Something extraordinarily unlikely has happened,
Stop right there, because you have missed the point of the OP. “Unlikely” has no meaning except relative to our knowledge or lack of knowledge. If you want to get right down to it, our universe is not just “extraordinarily unlikely”, its “probability” is zero, because it is one out of an infinity of possible universes. Yet our universe is here. The only way that probability makes sense here is in terms of lack of knowledge.
but since it
has happened, it seems that it must be more possible than we expected – surely science will sufficiently explain it (as if that precluded God’s intervention

).
Who is saying scientific explanations are precluding God’s intervention? Certainly not me. But tell me, why is it so improbable God would have arranged the initial conditions such that life would arise via abiogenesis and evolution, rather than monkeying around with creation to ensure it arose? How are you going to assign probabilities here? And the comment about the zero probability of the universe is true whether God exists or not.

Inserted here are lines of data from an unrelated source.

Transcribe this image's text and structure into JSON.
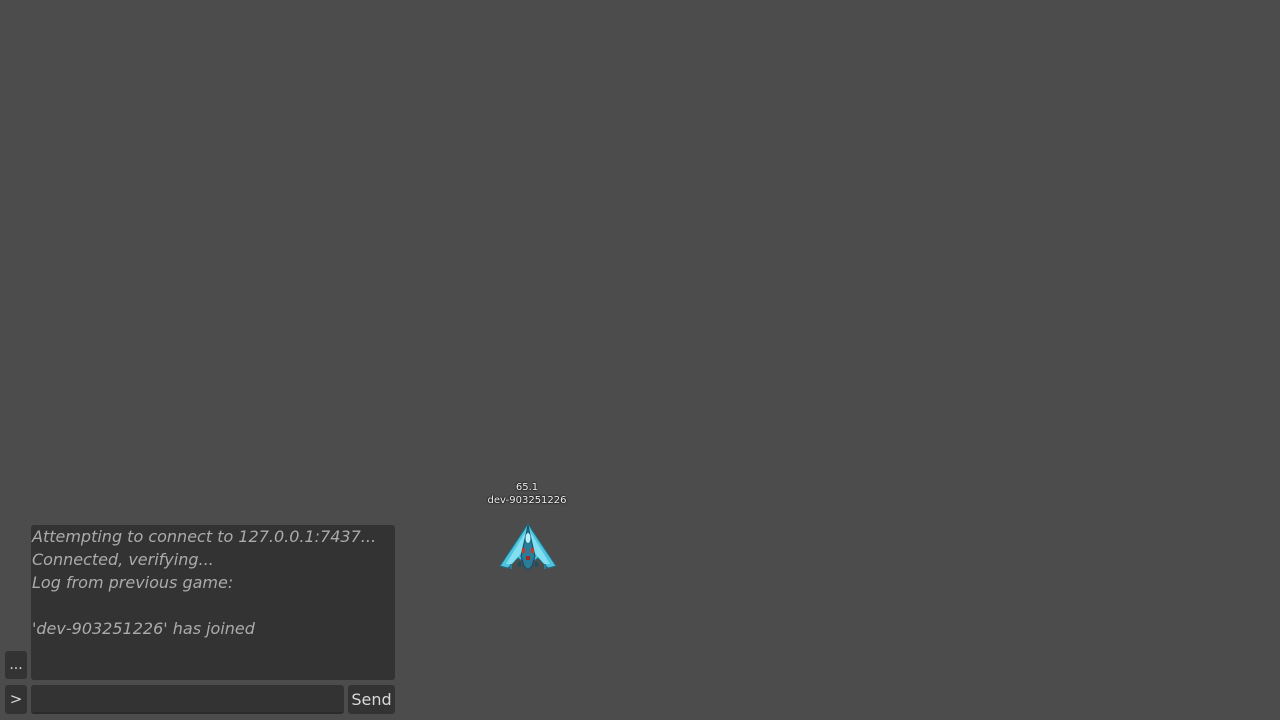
{
  "player": {
    "hp": "65.1",
    "name": "dev-903251226"
  },
  "chat": {
    "log": [
      "Attempting to connect to 127.0.0.1:7437...",
      "Connected, verifying...",
      "Log from previous game:",
      "",
      "'dev-903251226' has joined"
    ],
    "menu_label": "...",
    "prompt_label": ">",
    "input_value": "",
    "input_placeholder": "",
    "send_label": "Send"
  },
  "colors": {
    "background": "#4c4c4c",
    "panel": "#333333",
    "log_text": "#ababab",
    "ship_primary": "#5fd3e8",
    "ship_accent": "#c0392b"
  },
  "icons": {
    "ship": "player-ship-icon"
  }
}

If you say no, then you are claiming that, if God exists, nevertheless no tangible evidence could ever materialize, such that we could know of His existence. In which case, it’s no wonder you’re an agnostic.
Every finite effect is explainable via a finite cause. Inferring the existence of supernatural entities is one thing, and one which I could be open to, as I said above. They need not be the philosophical God, however.
And this distinction needs to be made clear, also. Inference can only work with finite sets, and is only relevant to the actual universe. Now, there are a finite number of molecules in the universe, and thus a finite number of possible arrangements. We have no knowledge about what those arrangements were on the early earth, but we know a very specific configuration would need to be the case for abiogenesis. Our existence is evidence though that such a configuration in fact was the case. Saying that it was “unlikely” is an illegitimate reification of probability, which only reflects lack of knowledge.
But some versions of this argument (e.g. the fine-tuning or anthropic principle) arguments are different. They ask what are the “odds” of a universe existing where life can exist. Because there are an infinity of possible universes, and an infinity of possible universes where life can exist, any inference breaks down. Probabilities are fractions (by definition) and fractions (by definition) only apply to finite entities.